Frank Oz, whose last two pictures as director were 2001's The Score and 1999's Bowfinger, has never been a master of tonal variation -- in fact, most of his movies suffer from a professionalism verging on mere mediocrity. There's not much memorable he's able to do with the grafting of screenwriter Paul Rudnick's campy quips onto novelist Ira Levin's science fiction conceits with a dollop of the kind of dunderheaded bad taste that sank 1992's Death Becomes Her.
The Stepford Wives suffers the fate of many recent troubled studio productions: out come the knives, both in terms of rotten advance word and in terms of cutting the movie down to as short a length as possible. Anyone expecting a titanic stink bomb is disappointed as well, as whatever's wrong with the movie is buffed down to simple inconsequentiality.
While the preview print I saw was notably washed out, Nicole Kidman seems lit for drabness instead of her usual porcelain luminosity. Oz punishes her with an early close-up where she chews her way through several angry emotions that's almost as painfully extended as a similarly strenuous close-up of Renee Zellweger in Down With Love.
Kidman plays Joanna Eberhart, a high-powered network reality television executive, one of whose productions leads to a shooting spree by a cuckolded victim (Mike White, always the eager psycho). One nervous breakdown later, she and her underling husband, Walter (Matthew Broderick) move to a pristine gated community in Connecticut. A boring suburb. An unmemorable suburb. A suburb that no one behind the camera has bothered to imagine. Enter the robotic Stepford wives, led by insanely cheery Glenn Close. (Why do you want to hide the puppies whenever she wants into a scene nowadays?)

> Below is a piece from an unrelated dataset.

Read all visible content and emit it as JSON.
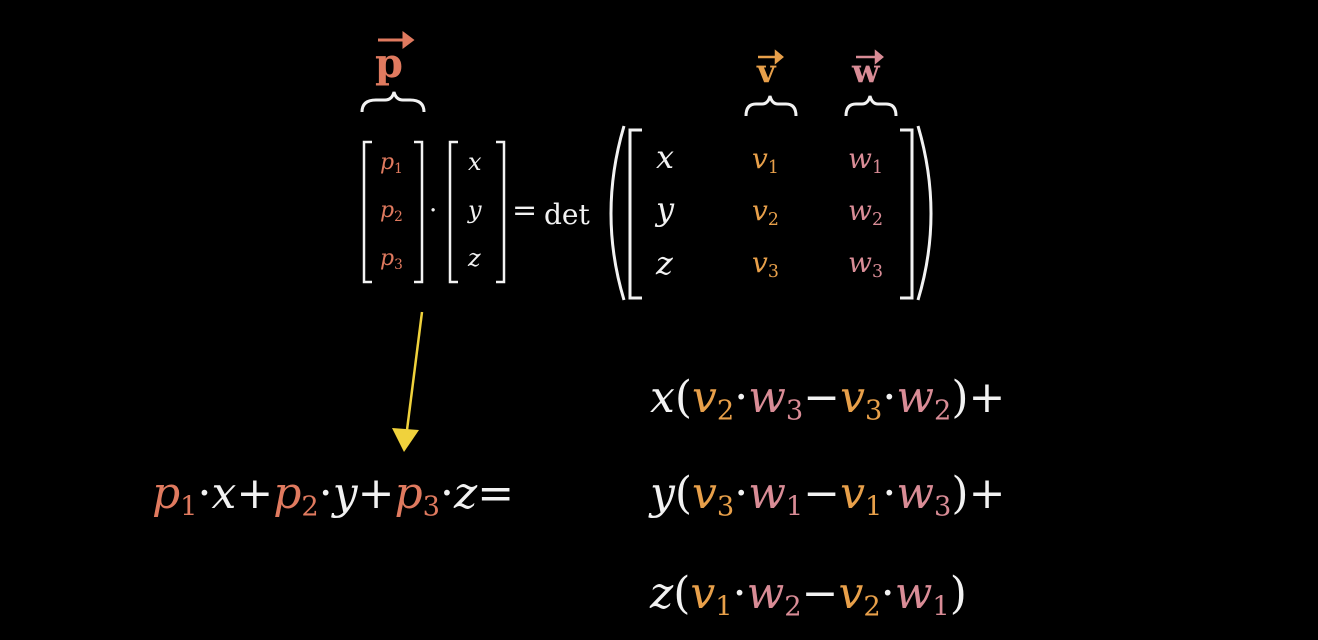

Broderick's as uncharismatic as ever, and even Christopher Walken is uncharacteristically dull as Close's husband and the man who came up with the plan to reduce powerful women to complacent bimbos.
The Stepford Wives may have been intended as a satire of something or other in its earliest stumbling toward the screen, but the result on screen doesn't have enough depth to make you understand why anyone would have spent a year or more of their lives working on the thing, except as a numbing job. There's simply not enough content to figure out if the filmmakers think they're toying with consumerism, with misogyny, or any other worthy topic.

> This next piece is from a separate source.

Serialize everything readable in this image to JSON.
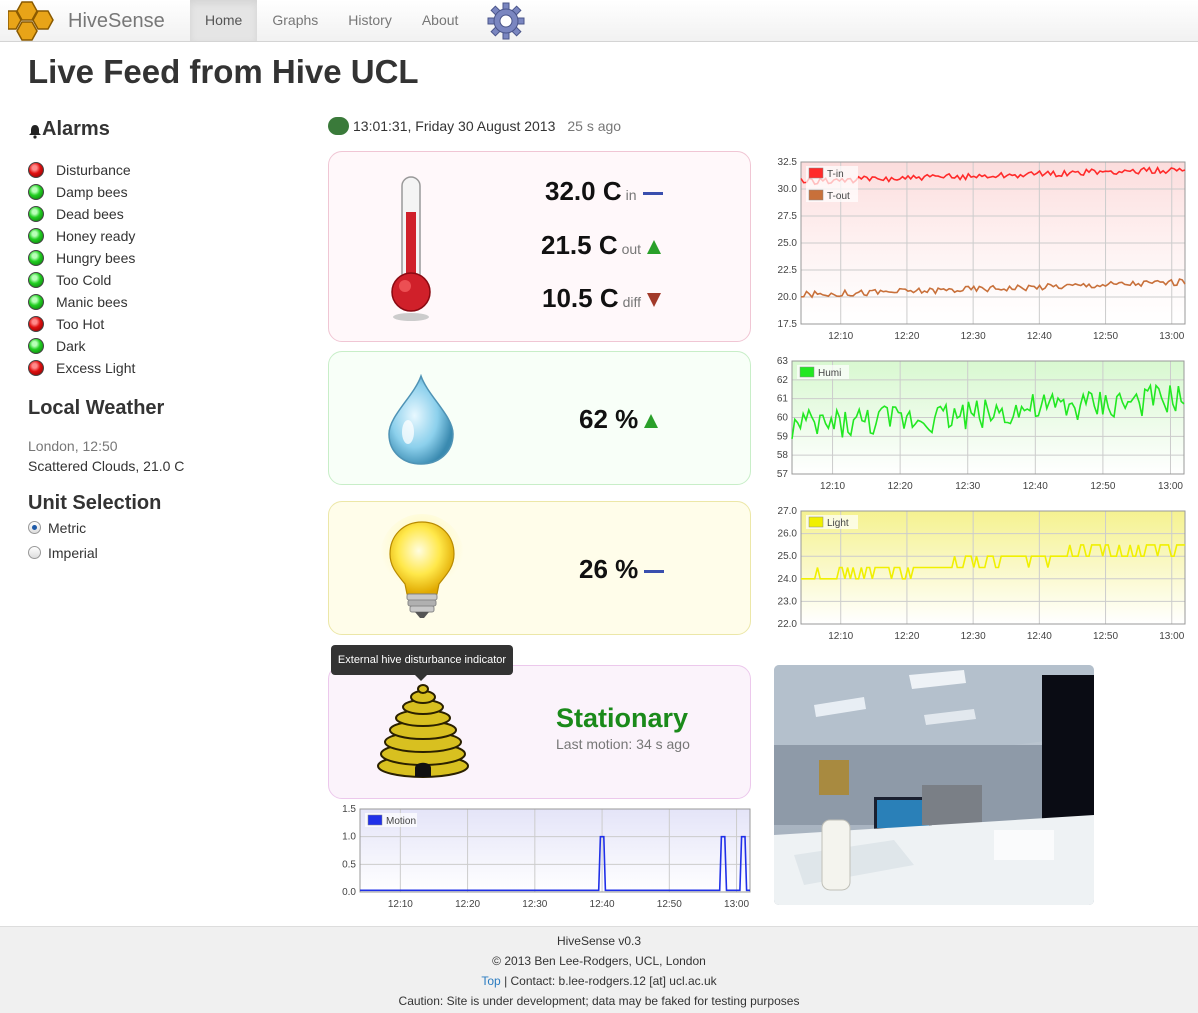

More catty than funny, Rudnick's dialogue has intermittent zip, particularly with one especially stereotyped gay character, but like his work with the funny Jeffrey and In & amp; Out and the painful Marci X, the one-liners are mostly little more than soap bubbles in a stiff breeze. It's camp without sting, and notably tacky.

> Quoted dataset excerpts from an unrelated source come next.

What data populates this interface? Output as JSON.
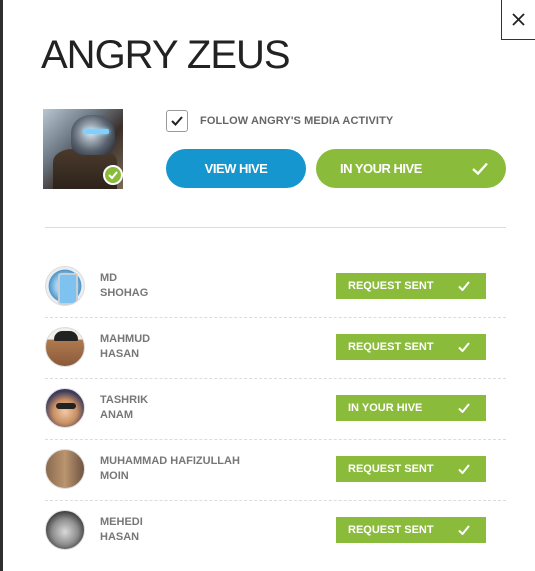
{
  "title": "ANGRY ZEUS",
  "follow_label": "FOLLOW ANGRY'S MEDIA ACTIVITY",
  "follow_checked": true,
  "buttons": {
    "view_hive": "VIEW HIVE",
    "in_your_hive": "IN YOUR HIVE"
  },
  "colors": {
    "blue": "#1596cf",
    "green": "#8bbb3b",
    "text": "#222222",
    "muted": "#777777"
  },
  "icons": {
    "close": "close-icon",
    "check": "check-icon"
  },
  "members": [
    {
      "first": "MD",
      "last": "SHOHAG",
      "status": "REQUEST SENT"
    },
    {
      "first": "MAHMUD",
      "last": "HASAN",
      "status": "REQUEST SENT"
    },
    {
      "first": "TASHRIK",
      "last": "ANAM",
      "status": "IN YOUR HIVE"
    },
    {
      "first": "MUHAMMAD HAFIZULLAH",
      "last": "MOIN",
      "status": "REQUEST SENT"
    },
    {
      "first": "MEHEDI",
      "last": "HASAN",
      "status": "REQUEST SENT"
    }
  ]
}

Oz doesn't do much with production or costume design. The wives (including Faith Hill) are uniformly dreary, like second-rate drag queens dreaming of becoming Southwestern flight attendants. (You can imagine the training being a lot like Oz's direction must be: "Be funny! Be desperately funny!"
And as for horror, any half-dozen of Katie Couric's grins are scarier.
But there was one line I loved, heard off screen as one of the Stepford husbands dispatches his wife after vigorous and very loud sex: "Baby, grab me some nachos."